As an example of what the future holds for today’s “generation divas,” Bennett considers her own beauty rituals:
It’s constant, and exhausting. I should know: at 27, my daily maintenance regimen takes at least an hour, and I own enough products to fill a large closet, not to mention a savings account. I have three shades of tanning lotion and $130 Crème de La Mer face cream I use so sparingly it defeats the purpose of having it, and 34—I counted this morning—varieties of lip balm, gloss and tint. I have hair wax and cream, a balm that’s made of latex, surf spray for when I want that weathered look, and grooming cream to get rid of it. And I haven’t even started to look at the anti-aging products yet. This is what the 11-year-olds of the world have to look forward to—times 10.
My experiences are… much different. As one who is unabashedly cosmetically-challenged, my daily maintenance regimen takes, oh, about a tenth of the time it takes Bennett and costs a fraction of her total beauty budget. It takes five minutes tops to style my hair and maybe another few minutes on those days I wear foundation to even out my skin tone. I don’t get manicures or pedicures or go to a tanning bed, but when I do indulge, it’s at the salon. I shamelessly drop about $125 every five to six weeks on a cut and style, all-over color and partial highlights. My other beauty expenses are, in brief:
- Aussie hair gel and hairspray — $3 each; Revlon molding putty – $3.50 a jar
- Almay concealer and foundation – About $10 each
- Oil of Olay face moisturizer with sunblock and Loreal wrinkle de-crease used daily/nightly – about $28 combined, less with coupon (what can I say, I’m turning 30 this year)

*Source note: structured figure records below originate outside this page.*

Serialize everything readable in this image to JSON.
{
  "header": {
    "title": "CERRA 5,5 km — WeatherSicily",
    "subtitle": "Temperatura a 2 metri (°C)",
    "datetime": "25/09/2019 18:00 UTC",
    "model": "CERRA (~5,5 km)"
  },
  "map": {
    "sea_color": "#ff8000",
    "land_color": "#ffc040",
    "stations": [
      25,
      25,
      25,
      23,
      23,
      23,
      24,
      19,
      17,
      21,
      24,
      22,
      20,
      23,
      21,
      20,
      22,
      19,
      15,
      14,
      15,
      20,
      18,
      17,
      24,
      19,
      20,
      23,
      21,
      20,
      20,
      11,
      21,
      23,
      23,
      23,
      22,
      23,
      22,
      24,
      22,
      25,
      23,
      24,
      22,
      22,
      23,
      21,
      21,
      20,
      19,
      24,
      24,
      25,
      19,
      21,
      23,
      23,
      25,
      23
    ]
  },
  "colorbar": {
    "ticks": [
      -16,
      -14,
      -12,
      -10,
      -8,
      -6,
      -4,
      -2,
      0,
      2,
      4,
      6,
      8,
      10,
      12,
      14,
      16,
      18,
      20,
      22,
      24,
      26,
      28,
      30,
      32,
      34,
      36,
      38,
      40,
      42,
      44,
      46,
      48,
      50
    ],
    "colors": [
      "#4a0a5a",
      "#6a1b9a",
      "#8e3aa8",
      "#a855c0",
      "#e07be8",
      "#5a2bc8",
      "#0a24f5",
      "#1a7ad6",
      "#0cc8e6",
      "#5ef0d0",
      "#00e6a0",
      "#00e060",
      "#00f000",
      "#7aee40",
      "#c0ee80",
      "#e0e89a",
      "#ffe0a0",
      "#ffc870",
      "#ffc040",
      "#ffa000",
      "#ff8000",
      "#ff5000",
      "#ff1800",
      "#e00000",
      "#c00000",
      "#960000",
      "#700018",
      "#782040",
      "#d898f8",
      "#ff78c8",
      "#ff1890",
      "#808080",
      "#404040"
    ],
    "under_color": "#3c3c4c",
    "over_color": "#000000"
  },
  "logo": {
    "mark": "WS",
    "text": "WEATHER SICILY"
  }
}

- A makeup bag filled with various eyeshadows, mascara, lip gloss and lipstick, powder and eyeliner – Total cost for all between $40-60, but since I apply them only about twice a year, they should last a lifetime
- Witch hazel astringent and Oil of Olay facial scrub — about $12 combined
- A few random bottles of purple- and green-colored nail polishes for summer sandal wear – About $3 a bottle
- A bazillion tubes of chapstick tucked away in my jacket pockets, purses, desk drawers and sometimes found in the washing machine – Average cost of each $1.50
How about you? What would you estimate your monthly beauty care expenses to be? Do you think they’re excessive? A necessary expense? How do you compare to the national average of what women spend on cosmetic maintenance?
As a side note, Lois Banner’s “American Beauty” and Kathy Peiss’ “Hope in a Jar” are excellent reads on the history of cosmetics and beauty products in America.